En 2014, mientras la salud de Robin se deterioraba rápidamente debido a una enfermedad neurológica mal diagnosticada llamada demencia con cuerpos de Lewy, Glenn decidió visitarlo. Había escuchado de amigos en común que él estaba luchando, no solo físicamente, sino emocionalmente. El hombre que solía llenar una habitación con su energía, ahora se estaba retirando del mundo.

Ella entró a la habitación y lo encontró sentado en silencio. Había una fragilidad en él que nunca había visto—una quietud que parecía antinatural en alguien tan lleno de vida. Su voz era más suave, sus movimientos más lentos. Pero cuando la miró y sus ojos se encontraron, ahí estaba: la misma calidez, la misma bondad, el mismo Robin de alma profunda.

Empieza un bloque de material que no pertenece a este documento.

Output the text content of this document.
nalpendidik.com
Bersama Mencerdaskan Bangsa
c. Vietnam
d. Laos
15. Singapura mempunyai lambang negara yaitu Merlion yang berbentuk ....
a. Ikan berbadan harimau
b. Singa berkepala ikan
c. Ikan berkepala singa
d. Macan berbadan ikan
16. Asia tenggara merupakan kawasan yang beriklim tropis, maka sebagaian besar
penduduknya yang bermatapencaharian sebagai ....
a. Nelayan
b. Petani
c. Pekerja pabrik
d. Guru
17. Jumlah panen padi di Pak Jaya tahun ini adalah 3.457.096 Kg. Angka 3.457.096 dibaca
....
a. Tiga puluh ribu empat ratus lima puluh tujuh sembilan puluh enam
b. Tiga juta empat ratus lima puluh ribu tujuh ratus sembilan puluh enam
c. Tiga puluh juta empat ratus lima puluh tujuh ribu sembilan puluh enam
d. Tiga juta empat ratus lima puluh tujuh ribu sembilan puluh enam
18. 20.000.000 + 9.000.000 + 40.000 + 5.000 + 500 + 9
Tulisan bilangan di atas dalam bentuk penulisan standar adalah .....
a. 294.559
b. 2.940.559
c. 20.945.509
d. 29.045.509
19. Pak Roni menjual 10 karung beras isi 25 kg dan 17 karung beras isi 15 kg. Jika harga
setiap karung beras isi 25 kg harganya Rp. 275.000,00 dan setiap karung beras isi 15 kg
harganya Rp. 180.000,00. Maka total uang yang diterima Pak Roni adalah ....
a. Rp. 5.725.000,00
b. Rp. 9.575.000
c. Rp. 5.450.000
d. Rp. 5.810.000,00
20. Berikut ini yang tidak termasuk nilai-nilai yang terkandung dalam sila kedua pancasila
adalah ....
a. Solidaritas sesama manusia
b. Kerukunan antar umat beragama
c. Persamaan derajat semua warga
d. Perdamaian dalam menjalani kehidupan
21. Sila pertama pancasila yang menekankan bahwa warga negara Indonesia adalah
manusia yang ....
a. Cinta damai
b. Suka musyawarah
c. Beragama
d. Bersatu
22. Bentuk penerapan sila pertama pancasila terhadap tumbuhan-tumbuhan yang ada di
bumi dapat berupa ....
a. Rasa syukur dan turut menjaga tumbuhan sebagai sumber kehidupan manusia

“Me sonrió”, recordó Glenn. “Fue una sonrisa pequeña, suave—casi un susurro. Pero estaba llena de amor. Nunca la olvidaré.”

No hablaron mucho de la enfermedad. Robin, incluso en sus últimas semanas, no quería cargar a los demás con su dolor. En su lugar, hablaron del pasado, de recuerdos compartidos y de nada en particular—como lo hacen los viejos amigos cuando las palabras sobran.

“Se estaba yendo”, dijo. “Pero incluso en ese momento, seguía dando. Seguía haciendo espacio para el amor.”

Una vida de luz y sombra

Para comprender por qué la historia de Glenn Close conmueve tanto, hay que entender quién fue Robin Williams—no solo como artista, sino como ser humano.

Era un hombre de talento descomunal. Desde sus inicios en Mork & Mindy, pasando por películas como Dead Poets Society, Good Will Hunting, Mrs. Doubtfire y Aladdin, Robin creó personajes inolvidables. Podía hacernos llorar mientras nos hacía reír—un don que pocos dominan.

Pero detrás de ese don había una mente frecuentemente atormentada. Robin luchó durante décadas con la depresión, la adicción y una inquietud interna que ni el aplauso más fuerte podía calmar. Y aun así, seguía dando. Daba a su público, a sus amigos, a desconocidos. Era conocido por visitar hospitales infantiles sin anunciarse, actuar para tropas en el extranjero, y apoyar a innumerables causas benéficas de forma silenciosa.

Lo que pocos sabían—hasta después de su muerte—era que en su último año, Robin estaba batallando con una forma agresiva de demencia con cuerpos de Lewy, una enfermedad que lentamente destruye la función cognitiva, la memoria y la identidad. Para alguien cuya mente era su instrumento más brillante, fue una tragedia inmensa.

“Él sabía que algo iba terriblemente mal”, dijo Glenn. “Pero no sabía qué era. Ninguno de nosotros lo sabía en ese momento. Estaba tratando con todas sus fuerzas de mantenerse presente.”

El poder de la presencia

Lo que hace que la visita final de Glenn Close sea tan conmovedora no es solo lo que se dijo, sino lo que se sintió. Es un recordatorio de que, frente a la pérdida, el mayor regalo que podemos darnos es la presencia.

No hubo grandes discursos. No hubo despedidas dramáticas. Solo una habitación silenciosa, una vieja amiga, y una sonrisa.

En un mundo que se mueve demasiado rápido, que busca titulares y olvida la quietud, hay algo profundamente humano en ese momento. Nos recuerda que incluso las luces más brillantes pueden parpadear, que incluso los corazones más fuertes pueden cansarse—y que el amor, incluso en silencio, permanece.

Un legado que perdura

Robin Williams dejó mucho más que una filmografía. Dejó un legado de empatía, de bondad, de creatividad sin límites y de alegría. Sus personajes—ya fuera el inspirador John Keating, el hilarante Genio de Aladdin o el tierno Daniel Hillard de Mrs. Doubtfire—no eran solo papeles. Eran reflejos de sí mismo: llenos de corazón, complejidad y compasión.

La historia de Glenn Close no trata solo del final de una vida. Trata de cómo el amor continúa.

“Llevo esa sonrisa conmigo”, dijo una vez. “Fue su regalo para mí en ese momento. Un recordatorio de quién fue, y de quién siempre será.”